In Iowa and elsewhere, Gingrich is now ‘way down from where he was, and Ron Paul is ‘way up… but the Gingrich and Romney are on top at 20% each, for now.

But – just as the media exploded the Palestinian issue and ignored the space issue,
the media have been quietly assuming a “single cause” model of what happened to Gingrich:

“Of course Gingrich was killed by negative ads. Those same judges Gingrich railed against ruled that third parties can spend as much money as they like on focused attack ads designed to kill any candidate, and so they did. Money buys votes, pure and simple.”

Where to begin with such a hairy thought?

First – I really don’t believe it’s the whole truth. But the fact that Romney’s people now believe this so ferociously is itself a fact on the ground, and a very dangerous one. The belief that voters are absolutely 100% oblivious to their own interests,
and that elected officials are 100% employees of whoever has the biggest bank account, has huge impacts all by itself. Those who believe that most ferociously
are a serious danger to our future.

Second, there is some delicious irony here, to the extent that there is truth in this story. Gingrich attacks those liberal judges, and vows to pack the bench… and he gets zapped precisely because of rulings by judges who were already packed to defend oligarchy and erode the real spirit of honest, democratic dialogue.

Third… this one cause model is very similar to other one-cause models we have seen lately –

1. The theory by some movie makers and even book publishers that sales are a simple function of how much sex and violence one packs into an hour on the screen. No need for hairy frills or hard work – just maximize that variable. And, when choosing between projects, use the simple algorithm – maximize those numbers.
2. The STDP model, which certainly has some real data behind it (as do sex and violence), but doesn’t quite capture the whole thing.

I certainly don’t think that all life is sex and violence… but in a way, that may be closer to the truth than those other two local models. What we are seeing here is the great challenge to the human brain in seeing larger patterns, like old saw about missing the forest for the trees.
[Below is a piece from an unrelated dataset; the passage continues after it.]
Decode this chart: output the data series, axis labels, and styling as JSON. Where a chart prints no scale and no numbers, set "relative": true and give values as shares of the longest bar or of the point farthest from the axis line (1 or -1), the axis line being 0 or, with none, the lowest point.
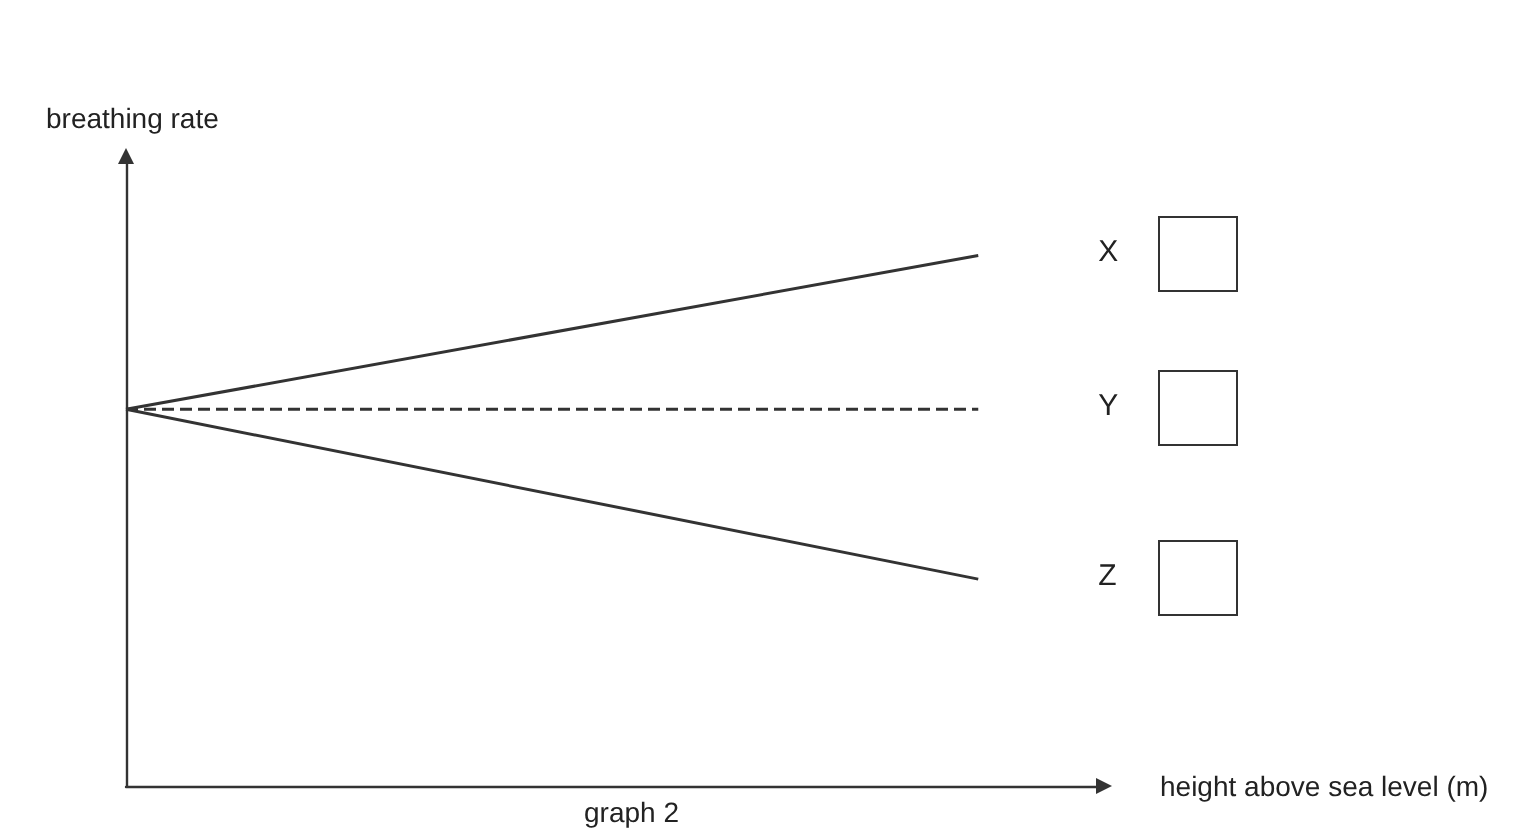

Trying to understand global patterns through local models is not inherently bad either.. a lot of my new mathematics does exactly that… but the problem is that we do not always SEE all the relevant local variables, which drive global patterns. And global patterns are sometimes nonrandom, when there is intelligence involved. I hope there is still some intelligence out there in processes like elections… and in fact, when I see the evident cynicism of a lot of voters about what’s been offered to them so far, that does seem consistent with the idea that they are more in touch with reality than a lot of the folks gaming this system.